Due to the distribution of liquid metal in the ceramic interior as a liquid metal/oxide layer/ceramic core-shell state, ceramic materials introducing liquid metal will exhibit stronger electromagnetic wave loss performance under the same cracking conditions. In addition, thanks to the excellent high-temperature stability of the SiBOC ceramic base itself and the high-temperature semiconductor properties of the liquid metal oxide layer (Ga2O3), the prepared liquid metal ceramic composite matrix can achieve electromagnetic wave absorption coverage in the X-band 74% frequency band at 900 degrees Celsius.
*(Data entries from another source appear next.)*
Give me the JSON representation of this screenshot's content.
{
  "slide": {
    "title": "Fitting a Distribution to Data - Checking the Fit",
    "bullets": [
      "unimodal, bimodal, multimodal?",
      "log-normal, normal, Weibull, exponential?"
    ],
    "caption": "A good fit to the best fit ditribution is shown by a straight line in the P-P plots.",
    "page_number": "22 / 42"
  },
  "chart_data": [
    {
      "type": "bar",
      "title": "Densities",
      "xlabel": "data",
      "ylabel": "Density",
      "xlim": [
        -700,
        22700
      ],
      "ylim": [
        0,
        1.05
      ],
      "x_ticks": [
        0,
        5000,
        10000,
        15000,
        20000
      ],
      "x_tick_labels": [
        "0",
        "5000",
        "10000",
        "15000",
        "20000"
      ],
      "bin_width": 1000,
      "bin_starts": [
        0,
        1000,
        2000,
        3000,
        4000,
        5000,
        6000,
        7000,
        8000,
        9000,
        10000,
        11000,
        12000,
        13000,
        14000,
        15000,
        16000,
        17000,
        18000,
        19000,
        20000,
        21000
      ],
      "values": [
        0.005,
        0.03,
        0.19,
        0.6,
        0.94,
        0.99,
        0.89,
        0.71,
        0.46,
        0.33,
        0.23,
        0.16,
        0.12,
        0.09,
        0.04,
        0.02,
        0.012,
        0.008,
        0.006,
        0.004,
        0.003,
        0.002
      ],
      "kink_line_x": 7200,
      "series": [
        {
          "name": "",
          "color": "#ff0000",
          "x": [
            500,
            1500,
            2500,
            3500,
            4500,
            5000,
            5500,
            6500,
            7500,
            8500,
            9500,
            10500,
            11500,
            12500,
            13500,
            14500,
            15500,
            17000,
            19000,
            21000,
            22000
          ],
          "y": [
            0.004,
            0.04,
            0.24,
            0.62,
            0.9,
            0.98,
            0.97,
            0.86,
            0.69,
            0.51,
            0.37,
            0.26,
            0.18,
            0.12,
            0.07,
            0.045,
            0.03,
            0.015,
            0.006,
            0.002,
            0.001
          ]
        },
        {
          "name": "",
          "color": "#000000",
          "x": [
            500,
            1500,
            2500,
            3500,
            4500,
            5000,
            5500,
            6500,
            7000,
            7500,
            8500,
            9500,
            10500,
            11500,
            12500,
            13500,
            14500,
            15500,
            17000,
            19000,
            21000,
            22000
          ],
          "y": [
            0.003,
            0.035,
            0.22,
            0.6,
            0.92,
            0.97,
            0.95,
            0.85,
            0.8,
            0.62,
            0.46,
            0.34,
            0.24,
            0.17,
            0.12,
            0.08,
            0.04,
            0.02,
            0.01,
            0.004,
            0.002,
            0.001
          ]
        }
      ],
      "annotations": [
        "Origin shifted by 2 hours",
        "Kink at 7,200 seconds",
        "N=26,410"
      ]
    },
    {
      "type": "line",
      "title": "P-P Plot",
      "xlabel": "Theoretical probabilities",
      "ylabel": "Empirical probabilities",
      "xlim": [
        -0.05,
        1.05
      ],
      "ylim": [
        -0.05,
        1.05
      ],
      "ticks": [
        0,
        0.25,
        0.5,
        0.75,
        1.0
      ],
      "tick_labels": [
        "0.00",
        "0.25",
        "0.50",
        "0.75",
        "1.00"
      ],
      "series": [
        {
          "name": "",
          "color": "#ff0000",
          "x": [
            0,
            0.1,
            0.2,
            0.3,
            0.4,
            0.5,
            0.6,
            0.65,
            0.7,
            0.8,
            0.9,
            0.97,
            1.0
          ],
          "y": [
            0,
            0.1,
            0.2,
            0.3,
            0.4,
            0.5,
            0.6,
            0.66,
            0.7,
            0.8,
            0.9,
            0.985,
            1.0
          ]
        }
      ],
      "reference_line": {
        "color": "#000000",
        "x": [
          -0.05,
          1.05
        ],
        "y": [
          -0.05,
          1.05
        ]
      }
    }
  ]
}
At the same time, the introduction of liquid metal can effectively prevent the propagation of stress cracks during the cracking process, thereby improving the overall mechanical strength (Figure 3).

Furthermore, the author utilized the compatibility between liquid metal ceramic composites and DLP-3D printing technology to design and prepare a novel electromagnetic superstructure, achieving broadband electromagnetic wave absorption in the C-X band.

As shown in Figure 4, this work demonstrates the excellent compatibility of liquid metals in the 3D printing preparation of polymer converted ceramic composites, and the introduction of liquid metals can provide improved electrical and mechanical properties, providing beneficial ideas for the development of new functionalized advanced ceramics.

Author Introduction

First author: Xing Ruizhe, postdoctoral fellow at Northwestern Polytechnical University; Corresponding authors: Professor Kong Jie from Northwestern Polytechnical University and Associate Professor Yang Jiayi from Xi'an University of Science and Technology.

This work has received support from the National Science Foundation for Distinguished Young Scholars, the General Program of the National Natural Science Foundation of China, and the China Postdoctoral Science Foundation.